Water velocity could affect the removal of algae by stream grazers because grazers remove algae at the highest rates in a fast benthic current [29]. In this study, however, the high grazing efficiency could not compensate for the low grazer density, and grazing pressure on algae was low during high-flow periods. The structure and architecture of the algal community might affect grazing pressure [28]. In the summer, filamentous green algae are more abundant in our study streams than in the winter, but only small amounts of these large algae are consumed by grazers [27]. Interestingly, variation in the structure and architecture of the algal community can explain why the effects of grazing were visible only during the winter and spring when the algal community might be dominated by diatoms rather than by filamentous green algae.

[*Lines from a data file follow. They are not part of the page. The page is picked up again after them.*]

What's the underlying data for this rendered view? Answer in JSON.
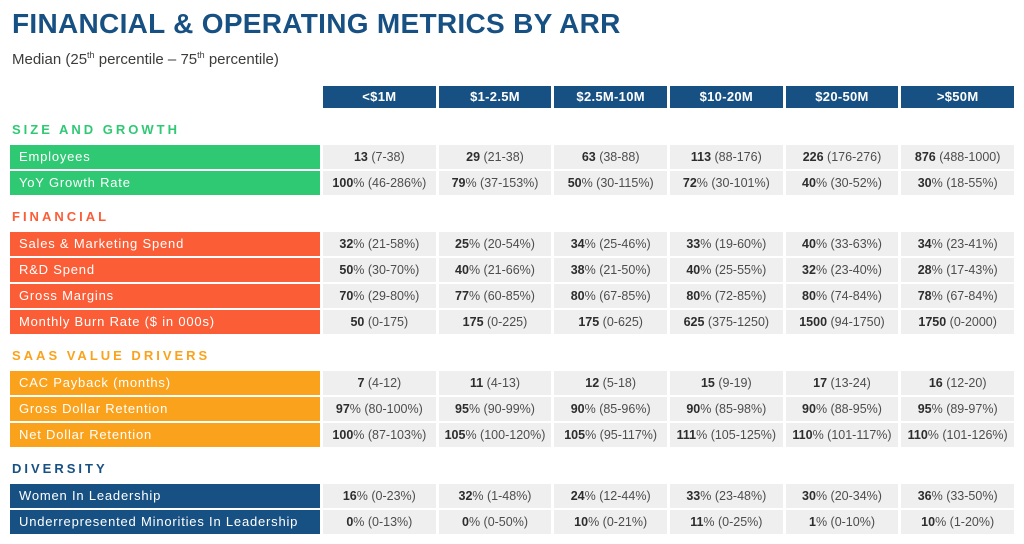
{
  "page": {
    "title": "FINANCIAL & OPERATING METRICS BY ARR",
    "subtitle_parts": [
      {
        "text": "Median (25"
      },
      {
        "text": "th",
        "sup": true
      },
      {
        "text": " percentile – 75"
      },
      {
        "text": "th",
        "sup": true
      },
      {
        "text": " percentile)"
      }
    ]
  },
  "colors": {
    "blue": "#175082",
    "green": "#2FC974",
    "red": "#FB5D36",
    "amber": "#FAA21C",
    "cell_bg": "#EFEFEF"
  },
  "chart_data": {
    "type": "table",
    "title": "FINANCIAL & OPERATING METRICS BY ARR",
    "subtitle": "Median (25th percentile – 75th percentile)",
    "columns": [
      "<$1M",
      "$1-2.5M",
      "$2.5M-10M",
      "$10-20M",
      "$20-50M",
      ">$50M"
    ],
    "sections": [
      {
        "name": "SIZE AND GROWTH",
        "color": "#2FC974",
        "rows": [
          {
            "label": "Employees",
            "cells": [
              "13 (7-38)",
              "29 (21-38)",
              "63 (38-88)",
              "113 (88-176)",
              "226 (176-276)",
              "876 (488-1000)"
            ]
          },
          {
            "label": "YoY Growth Rate",
            "cells": [
              "100% (46-286%)",
              "79% (37-153%)",
              "50% (30-115%)",
              "72% (30-101%)",
              "40% (30-52%)",
              "30% (18-55%)"
            ]
          }
        ]
      },
      {
        "name": "FINANCIAL",
        "color": "#FB5D36",
        "rows": [
          {
            "label": "Sales & Marketing Spend",
            "cells": [
              "32% (21-58%)",
              "25% (20-54%)",
              "34% (25-46%)",
              "33% (19-60%)",
              "40% (33-63%)",
              "34% (23-41%)"
            ]
          },
          {
            "label": "R&D Spend",
            "cells": [
              "50% (30-70%)",
              "40% (21-66%)",
              "38% (21-50%)",
              "40% (25-55%)",
              "32% (23-40%)",
              "28% (17-43%)"
            ]
          },
          {
            "label": "Gross Margins",
            "cells": [
              "70% (29-80%)",
              "77% (60-85%)",
              "80% (67-85%)",
              "80% (72-85%)",
              "80% (74-84%)",
              "78% (67-84%)"
            ]
          },
          {
            "label": "Monthly Burn Rate ($ in 000s)",
            "cells": [
              "50 (0-175)",
              "175 (0-225)",
              "175 (0-625)",
              "625 (375-1250)",
              "1500 (94-1750)",
              "1750 (0-2000)"
            ]
          }
        ]
      },
      {
        "name": "SAAS VALUE DRIVERS",
        "color": "#FAA21C",
        "rows": [
          {
            "label": "CAC Payback (months)",
            "cells": [
              "7 (4-12)",
              "11 (4-13)",
              "12 (5-18)",
              "15 (9-19)",
              "17 (13-24)",
              "16 (12-20)"
            ]
          },
          {
            "label": "Gross Dollar Retention",
            "cells": [
              "97% (80-100%)",
              "95% (90-99%)",
              "90% (85-96%)",
              "90% (85-98%)",
              "90% (88-95%)",
              "95% (89-97%)"
            ]
          },
          {
            "label": "Net Dollar Retention",
            "cells": [
              "100% (87-103%)",
              "105% (100-120%)",
              "105% (95-117%)",
              "111% (105-125%)",
              "110% (101-117%)",
              "110% (101-126%)"
            ]
          }
        ]
      },
      {
        "name": "DIVERSITY",
        "color": "#175082",
        "rows": [
          {
            "label": "Women In Leadership",
            "cells": [
              "16% (0-23%)",
              "32% (1-48%)",
              "24% (12-44%)",
              "33% (23-48%)",
              "30% (20-34%)",
              "36% (33-50%)"
            ]
          },
          {
            "label": "Underrepresented Minorities In Leadership",
            "cells": [
              "0% (0-13%)",
              "0% (0-50%)",
              "10% (0-21%)",
              "11% (0-25%)",
              "1% (0-10%)",
              "10% (1-20%)"
            ]
          }
        ]
      }
    ]
  }
}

In addition to grazer dynamics, invertebrate grazing activity is also affected by grazer community structure [1, 21]. Interestingly, although grazer biomass and abundance varied greatly between years, grazing activity varied much less. Opportunistic species can rapidly overcome the effects of flooding through rapid reproduction. For example, under the unstable conditions caused by unpredictable and severe flooding, opportunistic macroinvertebrates can dominate the stream invertebrate community [53]. Previous studies in our watershed have demonstrated that extreme flooding changed the structure of the macroinvertebrate community by causing a decline in the relative abundance of large K-selected species [18, 42]. Flooding can also change community structure and functional organization [18, 42]. This change in the structure of the grazer community following extreme flooding could explain the higher rates of algal removal during the periods after floods. After extreme floods, stronger grazing pressure might be exerted by the remaining small r-selected generalists (e.g., Chironomidae), which consume more algal biomass per unit grazer biomass than large grazers [33]. However, large scraping caddisflies graze more algal biomass than mayflies [54]. In our study, Heptageniidae mayflies, which have traits that enable them to resist flooding, became more dominant, and the abundance of flood-susceptible scraping caddisflies was low during the periods after extreme floods [18]. Thus, we did not find a notable difference in grazing pressure after extreme and normal floods because of structural changes in the grazer community.

Conclusions

We used a Bayesian model of algal biomass dynamics that combines growth and detachment processes to model the seasonal and annual changes in algal biomass in response to fluctuations in the environment, especially flooding and invertebrate grazing, over a 10-year period. Our principal findings were: (1) flow regime was the primary driver of algal dynamics; (2) extreme flooding can affect the composition of epilithic algal communities during the recovery period, altering the growth and hydrological resistance of the algal community; and (3) feeding activity was governed by community structure of the invertebrate grazers. Including extreme flooding and grazer activity in this study boosted our understanding of the relationships between ecological variables and variation in the biomass of epilithic algae. Extreme floods in monsoonal and Mediterranean streams with notable seasonal flow dynamics probably directly affect algal biomass dynamics and also have top-down effects on algal dynamics by affecting their grazers. Awareness and understanding of these interactions and their effects is crucial for future studies and management programs for stream ecosystems, especially when considering the effects of climate change and weather scenarios.